The reason will be displayed to describe this comment to others. Learn more.

Thanks! You might have to update the test_tokenizer_integration as it will now return token_type_ids. Let's make sure slow tokenizer tests pass as well!

@HuggingFaceDocBuilderDev

The docs for this PR live here. All of your documentation changes will be reflected on that endpoint. The docs are available until 30 days after the last update.

@st81
Copy link
Contributor Author

st81 commented Feb 28, 2024

Thanks! You might have to update the test_tokenizer_integration as it will now return token_type_ids. Let's make sure slow tokenizer tests pass as well!

@ArthurZucker

Thank you for taking the time to review the pull request! It seems that test_tokenizer_integration is missing from tests/models/codegen/test_tokenization_codegen.py. Would you like me to add test_tokenizer_integration to tests/models/codegen/test_tokenization_codegen.py similar to the other tokenizers tests?

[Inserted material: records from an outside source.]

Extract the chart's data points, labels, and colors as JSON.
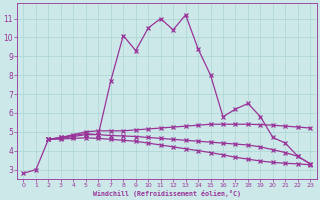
{
  "title": "",
  "xlabel": "Windchill (Refroidissement éolien,°C)",
  "bg_color": "#cce8e8",
  "line_color": "#993399",
  "grid_color": "#aad4d4",
  "xlim": [
    -0.5,
    23.5
  ],
  "ylim": [
    2.5,
    11.8
  ],
  "xticks": [
    0,
    1,
    2,
    3,
    4,
    5,
    6,
    7,
    8,
    9,
    10,
    11,
    12,
    13,
    14,
    15,
    16,
    17,
    18,
    19,
    20,
    21,
    22,
    23
  ],
  "yticks": [
    3,
    4,
    5,
    6,
    7,
    8,
    9,
    10,
    11
  ],
  "line_main_x": [
    0,
    1,
    2,
    3,
    4,
    5,
    6,
    7,
    8,
    9,
    10,
    11,
    12,
    13,
    14,
    15,
    16,
    17,
    18,
    19,
    20,
    21,
    22,
    23
  ],
  "line_main_y": [
    2.8,
    3.0,
    4.6,
    4.7,
    4.8,
    4.9,
    4.85,
    7.7,
    10.1,
    9.3,
    10.5,
    11.0,
    10.4,
    11.2,
    9.4,
    8.0,
    5.8,
    6.2,
    6.5,
    5.8,
    4.7,
    4.4,
    3.7,
    3.3
  ],
  "line_flat1_x": [
    2,
    3,
    4,
    5,
    6,
    7,
    8,
    9,
    10,
    11,
    12,
    13,
    14,
    15,
    16,
    17,
    18,
    19,
    20,
    21,
    22,
    23
  ],
  "line_flat1_y": [
    4.6,
    4.7,
    4.85,
    5.0,
    5.05,
    5.05,
    5.05,
    5.1,
    5.15,
    5.2,
    5.25,
    5.3,
    5.35,
    5.4,
    5.4,
    5.4,
    5.4,
    5.38,
    5.35,
    5.3,
    5.25,
    5.2
  ],
  "line_flat2_x": [
    2,
    3,
    4,
    5,
    6,
    7,
    8,
    9,
    10,
    11,
    12,
    13,
    14,
    15,
    16,
    17,
    18,
    19,
    20,
    21,
    22,
    23
  ],
  "line_flat2_y": [
    4.6,
    4.65,
    4.75,
    4.85,
    4.85,
    4.8,
    4.78,
    4.75,
    4.7,
    4.65,
    4.6,
    4.55,
    4.5,
    4.45,
    4.4,
    4.35,
    4.3,
    4.2,
    4.05,
    3.9,
    3.7,
    3.3
  ],
  "line_decl_x": [
    2,
    3,
    4,
    5,
    6,
    7,
    8,
    9,
    10,
    11,
    12,
    13,
    14,
    15,
    16,
    17,
    18,
    19,
    20,
    21,
    22,
    23
  ],
  "line_decl_y": [
    4.6,
    4.62,
    4.65,
    4.68,
    4.65,
    4.6,
    4.55,
    4.5,
    4.4,
    4.3,
    4.2,
    4.1,
    4.0,
    3.9,
    3.78,
    3.65,
    3.55,
    3.45,
    3.38,
    3.33,
    3.3,
    3.25
  ]
}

@st81 st81 force-pushed the add_token_type_ids_to_code_gen_tokenizer branch from 6d5e117 to dc036c1 Compare February 28, 2024 10:17
@st81
Copy link
Contributor Author

st81 commented Feb 28, 2024

Thanks! You might have to update the test_tokenizer_integration as it will now return token_type_ids. Let's make sure slow tokenizer tests pass as well!

@ArthurZucker
It seems that test_tokenizer_integration is missing from tests/models/codegen/test_tokenization_codegen.py. So I’ve added test_tokenizer_integration. Could you review again?

@st81 st81 requested a review from ArthurZucker February 28, 2024 11:20
@ArthurZucker
Copy link
Collaborator

Will review tomorrow sorry !

Copy link
Collaborator

@ArthurZucker ArthurZucker left a comment

Choose a reason for hiding this comment

The reason will be displayed to describe this comment to others. Learn more.

LGTM just a small nit

@st81 st81 force-pushed the add_token_type_ids_to_code_gen_tokenizer branch from d42b791 to c39d626 Compare March 5, 2024 13:05
@st81
Copy link
Contributor Author

st81 commented Mar 5, 2024

I've addressed your comment and also added documentation for CodeGenTokenizer.create_token_type_ids_from_sequences ! Could you please review it again?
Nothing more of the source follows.